Scientific classification
- Kingdom: Animalia
- Phylum: Chordata
- Class: Mammalia
- Order: Artiodactyla
- Family: Bovidae
- Subfamily: Caprinae
- Genus: Naemorhedus
- Species: N. griseus
- Binomial name: Naemorhedus griseus A. Milne-Edwards, 1871

= Chinese goral =

- Genus: Naemorhedus
- Species: griseus
- Authority: A. Milne-Edwards, 1871
- Conservation status: VU

Species of mammal

The Chinese goral (Naemorhedus griseus), also known as the grey long-tailed goral or central Chinese goral, is a species of goral, a small goat-like ungulate, native to mountainous regions of Myanmar, China, India, Thailand, Vietnam, and possibly Laos. In some parts of its range, it is overhunted. The International Union for Conservation of Nature has listed it as a "vulnerable species".

==Description==
The Chinese goral is intermediate between an antelope and a goat and grows to a shoulder height of 50 to 78 cm and length of 82 to 130 cm. It is stockily built with long, stout limbs and broad hooves. The horns are short and conical and the ears fairly long and pointed. The four teats are in contrast to sheep and goats which normally have two. The coat consists of a short, dense under layer and an upper layer of longer, semierect, coarse guard hairs. The colour is somewhat variable, ranging from pale grey to dark brown or reddish brown. A dark stripe runs along the back and the throat and underparts are pale.

==Distribution and habitat==
The Chinese goral is native to parts of southeastern Asia. Its range extends from northeastern India, Myanmar and northwestern Thailand, through northern Vietnam and possibly northern Laos, to most of China apart from the extreme north and west.

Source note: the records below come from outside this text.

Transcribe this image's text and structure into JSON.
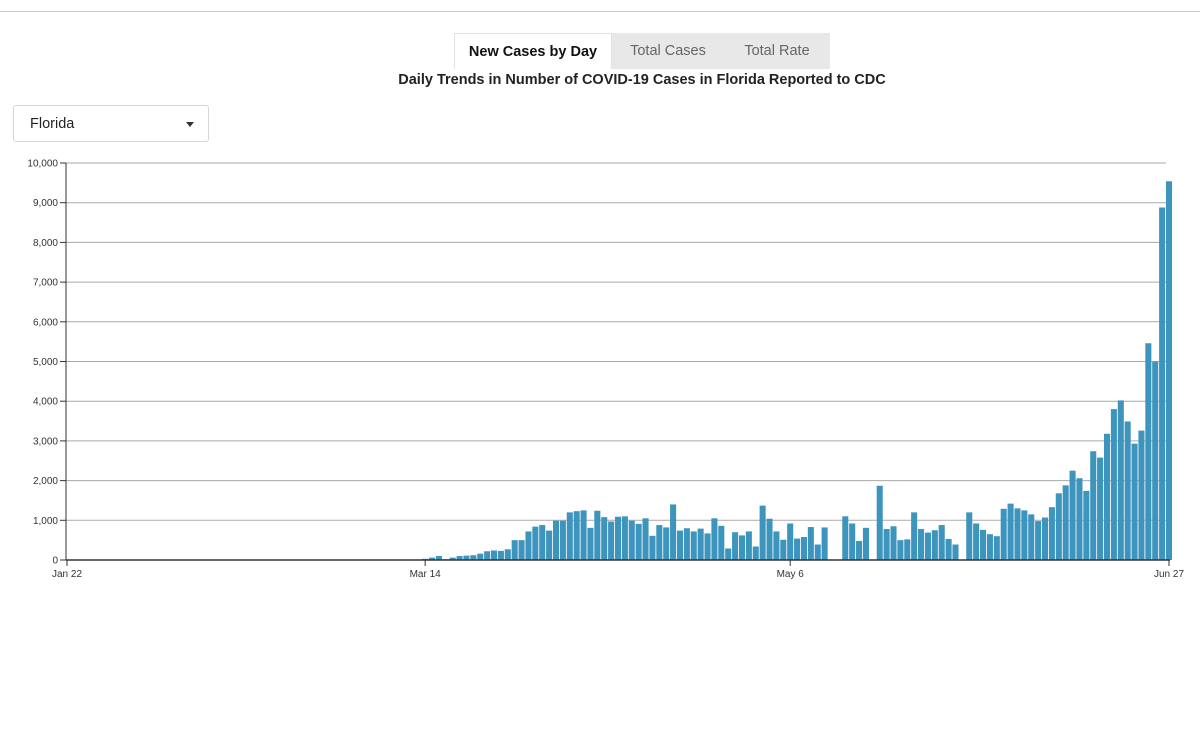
{
  "tabs": [
    {
      "label": "New Cases by Day",
      "active": true
    },
    {
      "label": "Total Cases",
      "active": false
    },
    {
      "label": "Total Rate",
      "active": false
    }
  ],
  "title": "Daily Trends in Number of COVID-19 Cases in Florida Reported to CDC",
  "state_select": {
    "value": "Florida",
    "icon": "caret-down-icon"
  },
  "colors": {
    "bar": "#3d95bd",
    "grid": "#aaaaaa",
    "axis": "#333333"
  },
  "chart_data": {
    "type": "bar",
    "title": "Daily Trends in Number of COVID-19 Cases in Florida Reported to CDC",
    "xlabel": "",
    "ylabel": "",
    "start_date": "Jan 22",
    "end_date": "Jun 27",
    "x_ticks": [
      "Jan 22",
      "Mar 14",
      "May 6",
      "Jun 27"
    ],
    "y_ticks": [
      "0",
      "1,000",
      "2,000",
      "3,000",
      "4,000",
      "5,000",
      "6,000",
      "7,000",
      "8,000",
      "9,000",
      "10,000"
    ],
    "ylim": [
      0,
      10000
    ],
    "grid": true,
    "values": [
      0,
      0,
      0,
      0,
      0,
      0,
      0,
      0,
      0,
      0,
      0,
      0,
      0,
      0,
      0,
      0,
      0,
      0,
      0,
      0,
      0,
      0,
      0,
      0,
      0,
      0,
      0,
      0,
      0,
      0,
      0,
      0,
      0,
      0,
      0,
      0,
      0,
      0,
      0,
      0,
      0,
      0,
      0,
      0,
      0,
      0,
      0,
      0,
      0,
      0,
      0,
      0,
      30,
      60,
      100,
      20,
      60,
      100,
      110,
      120,
      160,
      220,
      240,
      230,
      270,
      500,
      500,
      720,
      840,
      880,
      740,
      990,
      990,
      1200,
      1230,
      1250,
      810,
      1240,
      1080,
      970,
      1090,
      1100,
      990,
      910,
      1050,
      610,
      880,
      820,
      1400,
      740,
      800,
      720,
      790,
      670,
      1050,
      860,
      290,
      700,
      620,
      720,
      340,
      1370,
      1040,
      720,
      510,
      920,
      540,
      580,
      830,
      390,
      820,
      0,
      0,
      1100,
      920,
      480,
      810,
      0,
      1870,
      780,
      850,
      500,
      520,
      1200,
      780,
      690,
      750,
      880,
      530,
      390,
      0,
      1200,
      920,
      760,
      650,
      600,
      1290,
      1420,
      1300,
      1250,
      1150,
      980,
      1070,
      1330,
      1680,
      1880,
      2250,
      2060,
      1740,
      2740,
      2580,
      3180,
      3800,
      4020,
      3490,
      2930,
      3260,
      5460,
      5000,
      8880,
      9540
    ]
  }
}
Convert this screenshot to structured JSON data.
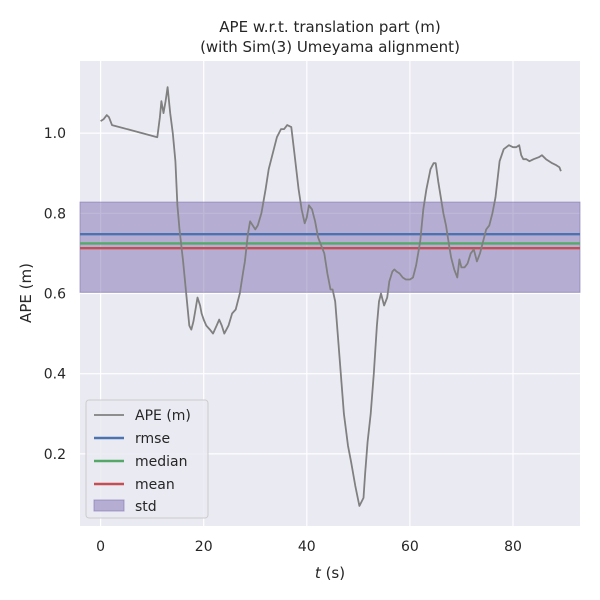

It is a mountain species and is found in rugged, inaccessible areas, on steep slopes and plateaus, normally staying in rocky areas, but sometimes venturing into nearby evergreen-deciduous forest and mixed woodland.

==Behaviour==
Chinese gorals live in small groups of up to 12 individuals, though older males are usually solitary. They are wary and retiring, spending their time on high rocky slopes where they can evade such predators as the wolf and leopard. They move to lower ground in winter. They browse predominantly on twigs and leaves of bushes, but also consume grass, nuts, and acorns. Breeding takes place in late spring when one or two kids are born after a gestation period of about 215 days. The young can walk soon after birth and are weaned in the autumn, remaining with the mother throughout the winter.

==Status==
The chief threat faced by the Chinese goral is hunting. Animals are killed for their meat and fur and also for medicine. Part of their range is in protected areas where they should be safe, but elsewhere populations are declining. This is thought to be due to overhunting, and the International Union for Conservation of Nature has assessed the Chinese goral as being a "vulnerable species".